Pitfall # 1 – People Just Don’t Know What Trauma Can Do
Pitfall # 2 – People Don’t WANT to Acknowledge that a Child can be Traumatized.
There are lots of people who don’t want to know about how trauma impacts our children’s lives. Because if we look at the reality of how many adoptive or foster children are “at risk” from manifesting complications due to their traumatic pasts, it’s downright scary. So who are the people who really don’t WANT to know:
1. adoption professionals. Let’s face it; those whose business (albeit non-profit) is placing children for adoption don’t really want to know that some of the children they are attempting to place will require years and years of specialized therapies and interventions and parents who are willing and able to endure all this, and provide the child a loving, stable, therapeutic home despite all the child’s issues. It’s nearly impossible to find parents for those children who have been identified as having attachment disorder or other issues stemming from their trauma. It’s just as impossible to find professionals and resources to provide the therapies, support, respite and training that these families will need. Not to mention how much this all costs. So the pre-adoptive efforts to education parents on parenting traumatized children are not what they could (or should) be.
2. pre-adoptive parents. Before the adoption professionals cry foul, I readily admit that some do attempt to be forthright with their prospective parents and report that most pre-adoptive parents don’t want to hear it. We don’t want anything standing in our way of that “dream adoption”. And even those, who like me, could admit that there might be challenges, will read the “horror” stories and declare that it is not going to happen to them. Prospective parents dealing with infertility issues have an extra layer of desperation in their adoption dream that may lead to them totally rejecting any mention that the child’s past could greatly impact their ability to be a healthy member of the family. In those situations where pre-adoptive training is not mandatory, many pre-adopts never even bother to show up for class.

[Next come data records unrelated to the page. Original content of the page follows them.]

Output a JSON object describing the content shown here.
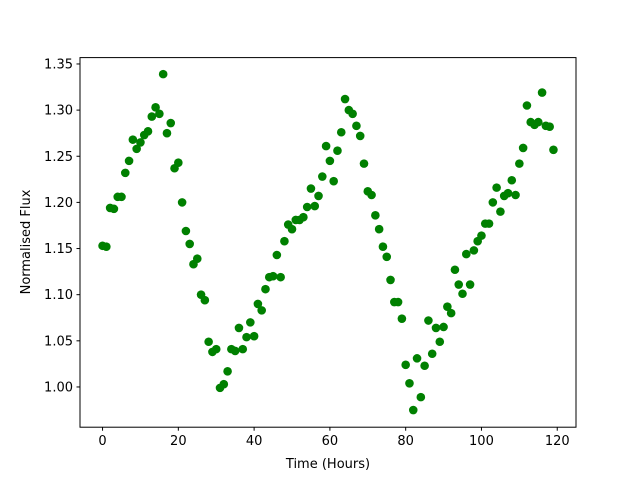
{
  "chart_data": {
    "type": "scatter",
    "x_label": "Time (Hours)",
    "y_label": "Normalised Flux",
    "color": "#008000",
    "x": [
      0,
      1,
      2,
      3,
      4,
      5,
      6,
      7,
      8,
      9,
      10,
      11,
      12,
      13,
      14,
      15,
      16,
      17,
      18,
      19,
      20,
      21,
      22,
      23,
      24,
      25,
      26,
      27,
      28,
      29,
      30,
      31,
      32,
      33,
      34,
      35,
      36,
      37,
      38,
      39,
      40,
      41,
      42,
      43,
      44,
      45,
      46,
      47,
      48,
      49,
      50,
      51,
      52,
      53,
      54,
      55,
      56,
      57,
      58,
      59,
      60,
      61,
      62,
      63,
      64,
      65,
      66,
      67,
      68,
      69,
      70,
      71,
      72,
      73,
      74,
      75,
      76,
      77,
      78,
      79,
      80,
      81,
      82,
      83,
      84,
      85,
      86,
      87,
      88,
      89,
      90,
      91,
      92,
      93,
      94,
      95,
      96,
      97,
      98,
      99,
      100,
      101,
      102,
      103,
      104,
      105,
      106,
      107,
      108,
      109,
      110,
      111,
      112,
      113,
      114,
      115,
      116,
      117,
      118,
      119
    ],
    "values": [
      1.153,
      1.152,
      1.194,
      1.193,
      1.206,
      1.206,
      1.232,
      1.245,
      1.268,
      1.258,
      1.265,
      1.273,
      1.277,
      1.293,
      1.303,
      1.296,
      1.339,
      1.275,
      1.286,
      1.237,
      1.243,
      1.2,
      1.169,
      1.155,
      1.133,
      1.139,
      1.1,
      1.094,
      1.049,
      1.038,
      1.041,
      0.999,
      1.003,
      1.017,
      1.041,
      1.039,
      1.064,
      1.041,
      1.054,
      1.07,
      1.055,
      1.09,
      1.083,
      1.106,
      1.119,
      1.12,
      1.143,
      1.119,
      1.158,
      1.176,
      1.171,
      1.181,
      1.181,
      1.184,
      1.195,
      1.215,
      1.196,
      1.207,
      1.228,
      1.261,
      1.245,
      1.223,
      1.256,
      1.276,
      1.312,
      1.3,
      1.296,
      1.283,
      1.272,
      1.242,
      1.212,
      1.208,
      1.186,
      1.171,
      1.152,
      1.141,
      1.116,
      1.092,
      1.092,
      1.074,
      1.024,
      1.004,
      0.975,
      1.031,
      0.989,
      1.023,
      1.072,
      1.036,
      1.064,
      1.049,
      1.065,
      1.087,
      1.08,
      1.127,
      1.111,
      1.101,
      1.144,
      1.111,
      1.148,
      1.158,
      1.164,
      1.177,
      1.177,
      1.2,
      1.216,
      1.19,
      1.207,
      1.21,
      1.224,
      1.208,
      1.242,
      1.259,
      1.305,
      1.287,
      1.284,
      1.287,
      1.319,
      1.283,
      1.282,
      1.257
    ],
    "xlim": [
      -5.95,
      124.95
    ],
    "xticks": [
      0,
      20,
      40,
      60,
      80,
      100,
      120
    ],
    "ylim": [
      0.9564,
      1.3569
    ],
    "yticks": [
      {
        "value": 1,
        "label": "1.00"
      },
      1.05,
      {
        "value": 1.1,
        "label": "1.10"
      },
      1.15,
      {
        "value": 1.2,
        "label": "1.20"
      },
      1.25,
      {
        "value": 1.3,
        "label": "1.30"
      },
      1.35
    ],
    "grid": false
  }
}
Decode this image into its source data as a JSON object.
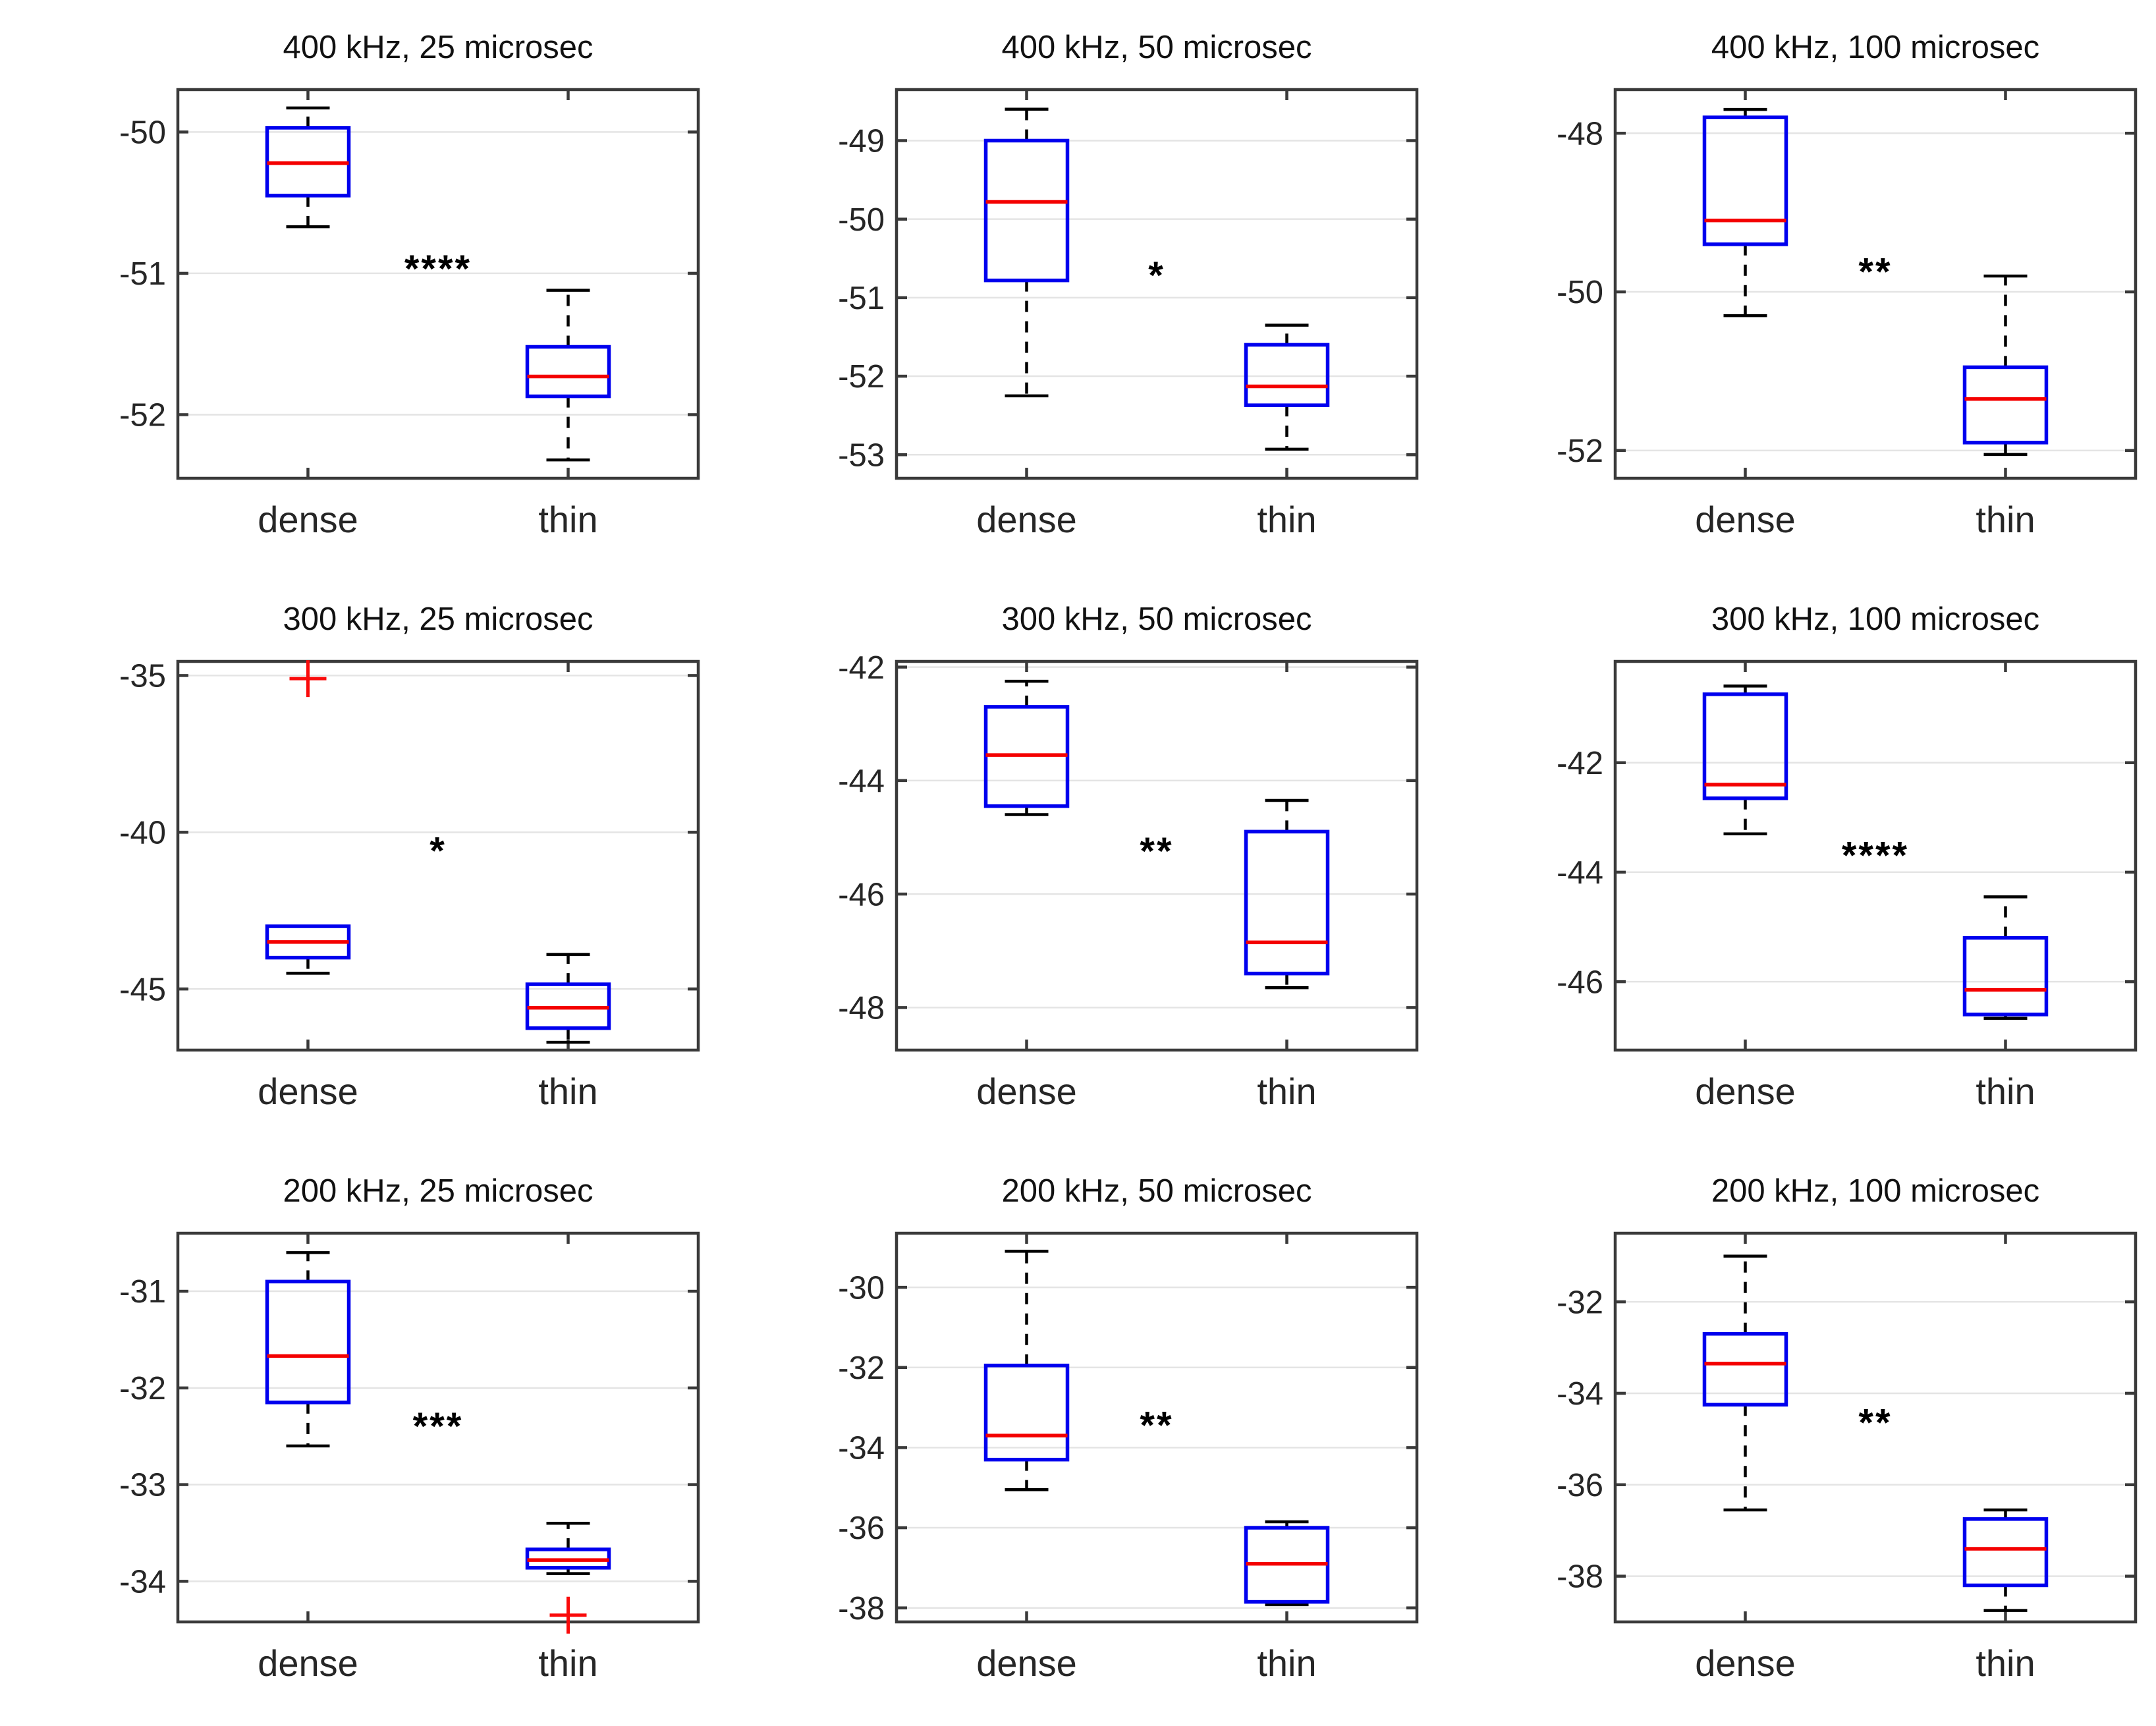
{
  "figure": {
    "categories": [
      "dense",
      "thin"
    ],
    "colors": {
      "box": "#0000ee",
      "median": "#f40000",
      "whisker": "#000000",
      "outlier": "#fa0a0a",
      "grid": "#e4e4e4",
      "axis": "#3a3a3a",
      "tick_label": "#262626",
      "title": "#111111",
      "significance": "#000000",
      "background": "#ffffff"
    }
  },
  "chart_data": [
    {
      "type": "boxplot",
      "title": "400 kHz, 25 microsec",
      "ylim": [
        -52.45,
        -49.7
      ],
      "yticks": [
        -50,
        -51,
        -52
      ],
      "significance": {
        "label": "****",
        "y": -50.97
      },
      "boxes": [
        {
          "category": "dense",
          "whisker_low": -50.67,
          "q1": -50.45,
          "median": -50.22,
          "q3": -49.97,
          "whisker_high": -49.83,
          "outliers": []
        },
        {
          "category": "thin",
          "whisker_low": -52.32,
          "q1": -51.87,
          "median": -51.73,
          "q3": -51.52,
          "whisker_high": -51.12,
          "outliers": []
        }
      ]
    },
    {
      "type": "boxplot",
      "title": "400 kHz, 50 microsec",
      "ylim": [
        -53.3,
        -48.35
      ],
      "yticks": [
        -49,
        -50,
        -51,
        -52,
        -53
      ],
      "significance": {
        "label": "*",
        "y": -50.72
      },
      "boxes": [
        {
          "category": "dense",
          "whisker_low": -52.25,
          "q1": -50.78,
          "median": -49.78,
          "q3": -49.0,
          "whisker_high": -48.6,
          "outliers": []
        },
        {
          "category": "thin",
          "whisker_low": -52.93,
          "q1": -52.37,
          "median": -52.13,
          "q3": -51.6,
          "whisker_high": -51.35,
          "outliers": []
        }
      ]
    },
    {
      "type": "boxplot",
      "title": "400 kHz, 100 microsec",
      "ylim": [
        -52.35,
        -47.45
      ],
      "yticks": [
        -48,
        -50,
        -52
      ],
      "significance": {
        "label": "**",
        "y": -49.75
      },
      "boxes": [
        {
          "category": "dense",
          "whisker_low": -50.3,
          "q1": -49.4,
          "median": -49.1,
          "q3": -47.8,
          "whisker_high": -47.7,
          "outliers": []
        },
        {
          "category": "thin",
          "whisker_low": -52.05,
          "q1": -51.9,
          "median": -51.35,
          "q3": -50.95,
          "whisker_high": -49.8,
          "outliers": []
        }
      ]
    },
    {
      "type": "boxplot",
      "title": "300 kHz, 25 microsec",
      "ylim": [
        -46.95,
        -34.55
      ],
      "yticks": [
        -35,
        -40,
        -45
      ],
      "significance": {
        "label": "*",
        "y": -40.6
      },
      "boxes": [
        {
          "category": "dense",
          "whisker_low": -44.5,
          "q1": -44.0,
          "median": -43.5,
          "q3": -43.0,
          "whisker_high": -43.0,
          "outliers": [
            -35.1
          ]
        },
        {
          "category": "thin",
          "whisker_low": -46.7,
          "q1": -46.25,
          "median": -45.6,
          "q3": -44.85,
          "whisker_high": -43.9,
          "outliers": []
        }
      ]
    },
    {
      "type": "boxplot",
      "title": "300 kHz, 50 microsec",
      "ylim": [
        -48.75,
        -41.9
      ],
      "yticks": [
        -42,
        -44,
        -46,
        -48
      ],
      "significance": {
        "label": "**",
        "y": -45.25
      },
      "boxes": [
        {
          "category": "dense",
          "whisker_low": -44.6,
          "q1": -44.45,
          "median": -43.55,
          "q3": -42.7,
          "whisker_high": -42.25,
          "outliers": []
        },
        {
          "category": "thin",
          "whisker_low": -47.65,
          "q1": -47.4,
          "median": -46.85,
          "q3": -44.9,
          "whisker_high": -44.35,
          "outliers": []
        }
      ]
    },
    {
      "type": "boxplot",
      "title": "300 kHz, 100 microsec",
      "ylim": [
        -47.25,
        -40.15
      ],
      "yticks": [
        -42,
        -44,
        -46
      ],
      "significance": {
        "label": "****",
        "y": -43.7
      },
      "boxes": [
        {
          "category": "dense",
          "whisker_low": -43.3,
          "q1": -42.65,
          "median": -42.4,
          "q3": -40.75,
          "whisker_high": -40.6,
          "outliers": []
        },
        {
          "category": "thin",
          "whisker_low": -46.67,
          "q1": -46.6,
          "median": -46.15,
          "q3": -45.2,
          "whisker_high": -44.45,
          "outliers": []
        }
      ]
    },
    {
      "type": "boxplot",
      "title": "200 kHz, 25 microsec",
      "ylim": [
        -34.42,
        -30.4
      ],
      "yticks": [
        -31,
        -32,
        -33,
        -34
      ],
      "significance": {
        "label": "***",
        "y": -32.4
      },
      "boxes": [
        {
          "category": "dense",
          "whisker_low": -32.6,
          "q1": -32.15,
          "median": -31.67,
          "q3": -30.9,
          "whisker_high": -30.6,
          "outliers": []
        },
        {
          "category": "thin",
          "whisker_low": -33.92,
          "q1": -33.86,
          "median": -33.78,
          "q3": -33.67,
          "whisker_high": -33.4,
          "outliers": [
            -34.35
          ]
        }
      ]
    },
    {
      "type": "boxplot",
      "title": "200 kHz, 50 microsec",
      "ylim": [
        -38.35,
        -28.65
      ],
      "yticks": [
        -30,
        -32,
        -34,
        -36,
        -38
      ],
      "significance": {
        "label": "**",
        "y": -33.45
      },
      "boxes": [
        {
          "category": "dense",
          "whisker_low": -35.05,
          "q1": -34.3,
          "median": -33.7,
          "q3": -31.95,
          "whisker_high": -29.1,
          "outliers": []
        },
        {
          "category": "thin",
          "whisker_low": -37.92,
          "q1": -37.85,
          "median": -36.9,
          "q3": -36.0,
          "whisker_high": -35.85,
          "outliers": []
        }
      ]
    },
    {
      "type": "boxplot",
      "title": "200 kHz, 100 microsec",
      "ylim": [
        -39.0,
        -30.5
      ],
      "yticks": [
        -32,
        -34,
        -36,
        -38
      ],
      "significance": {
        "label": "**",
        "y": -34.65
      },
      "boxes": [
        {
          "category": "dense",
          "whisker_low": -36.55,
          "q1": -34.25,
          "median": -33.35,
          "q3": -32.7,
          "whisker_high": -31.0,
          "outliers": []
        },
        {
          "category": "thin",
          "whisker_low": -38.75,
          "q1": -38.2,
          "median": -37.4,
          "q3": -36.75,
          "whisker_high": -36.55,
          "outliers": []
        }
      ]
    }
  ]
}
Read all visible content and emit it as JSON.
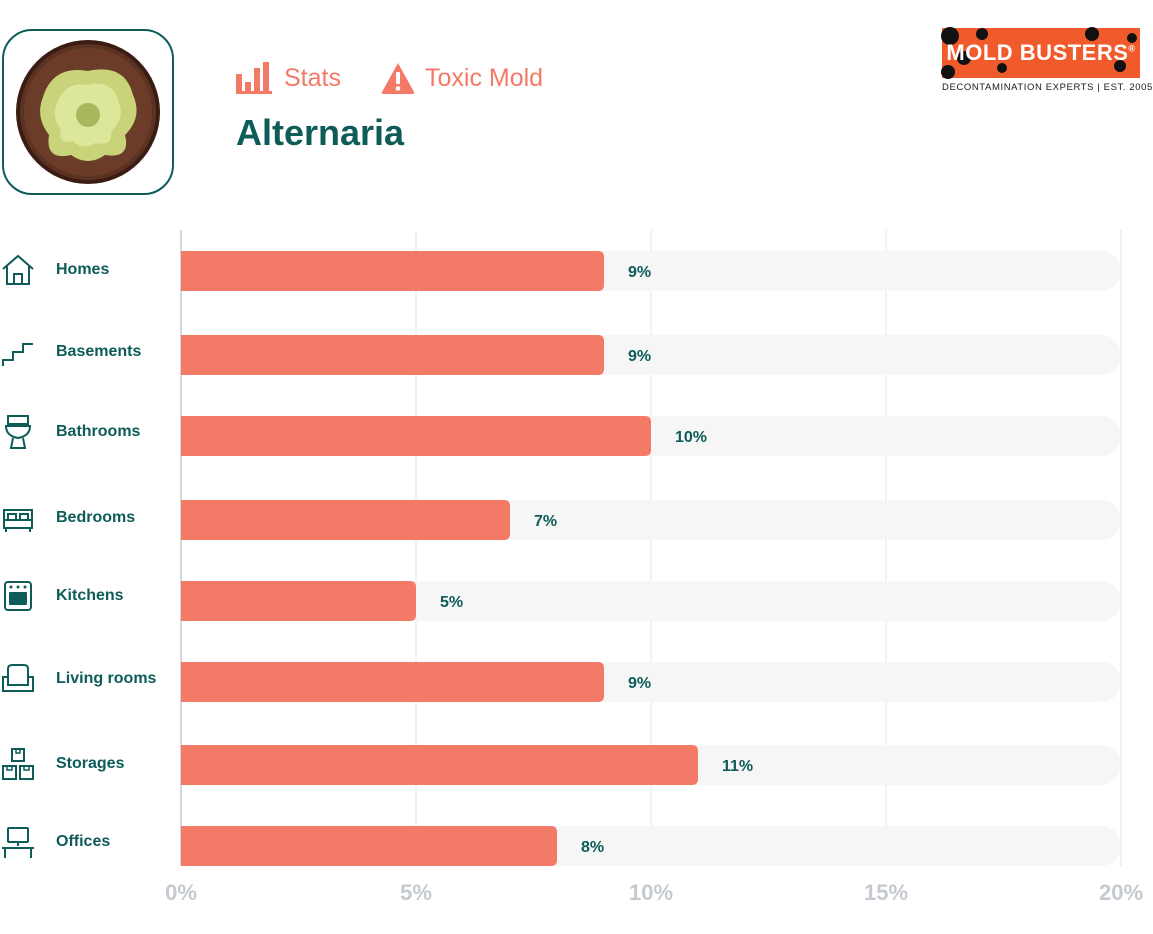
{
  "header": {
    "tag_stats": "Stats",
    "tag_toxic": "Toxic Mold",
    "title": "Alternaria",
    "accent_color": "#f47a68",
    "title_color": "#0d5c58"
  },
  "logo": {
    "name": "MOLD BUSTERS",
    "registered": "®",
    "tagline": "DECONTAMINATION EXPERTS | EST. 2005",
    "color": "#f15a2b"
  },
  "icons": [
    "house-icon",
    "stairs-icon",
    "toilet-icon",
    "bed-icon",
    "oven-icon",
    "armchair-icon",
    "boxes-icon",
    "computer-desk-icon"
  ],
  "chart_data": {
    "type": "bar",
    "orientation": "horizontal",
    "categories": [
      "Homes",
      "Basements",
      "Bathrooms",
      "Bedrooms",
      "Kitchens",
      "Living rooms",
      "Storages",
      "Offices"
    ],
    "values": [
      9,
      9,
      10,
      7,
      5,
      9,
      11,
      8
    ],
    "value_labels": [
      "9%",
      "9%",
      "10%",
      "7%",
      "5%",
      "9%",
      "11%",
      "8%"
    ],
    "xlim": [
      0,
      20
    ],
    "x_ticks": [
      0,
      5,
      10,
      15,
      20
    ],
    "x_tick_labels": [
      "0%",
      "5%",
      "10%",
      "15%",
      "20%"
    ],
    "grid": true,
    "bar_color": "#f47a68",
    "track_color": "#f6f6f6"
  }
}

The interesting thing about this dichotomy is that a don’t-ask-don’t tell “dance” of sorts results. Adoption professionals make a mild mention of attachment difficulties or that a child’s early abuse/neglect background might result in delays. Prospective parents might give this information a nod, but not much more than a cursory glance. If a prospective parent happens upon information about how abuse, neglect and other maltreatment can produce traumatized children and mention it to the adoption professional, it is likely downplayed. After all, “children adopted from ______ or before the age of ______ are not nearly as likely to have those problems.” Let alone the dreaded Reactive Attachment Disorder. (Insert gasp here!)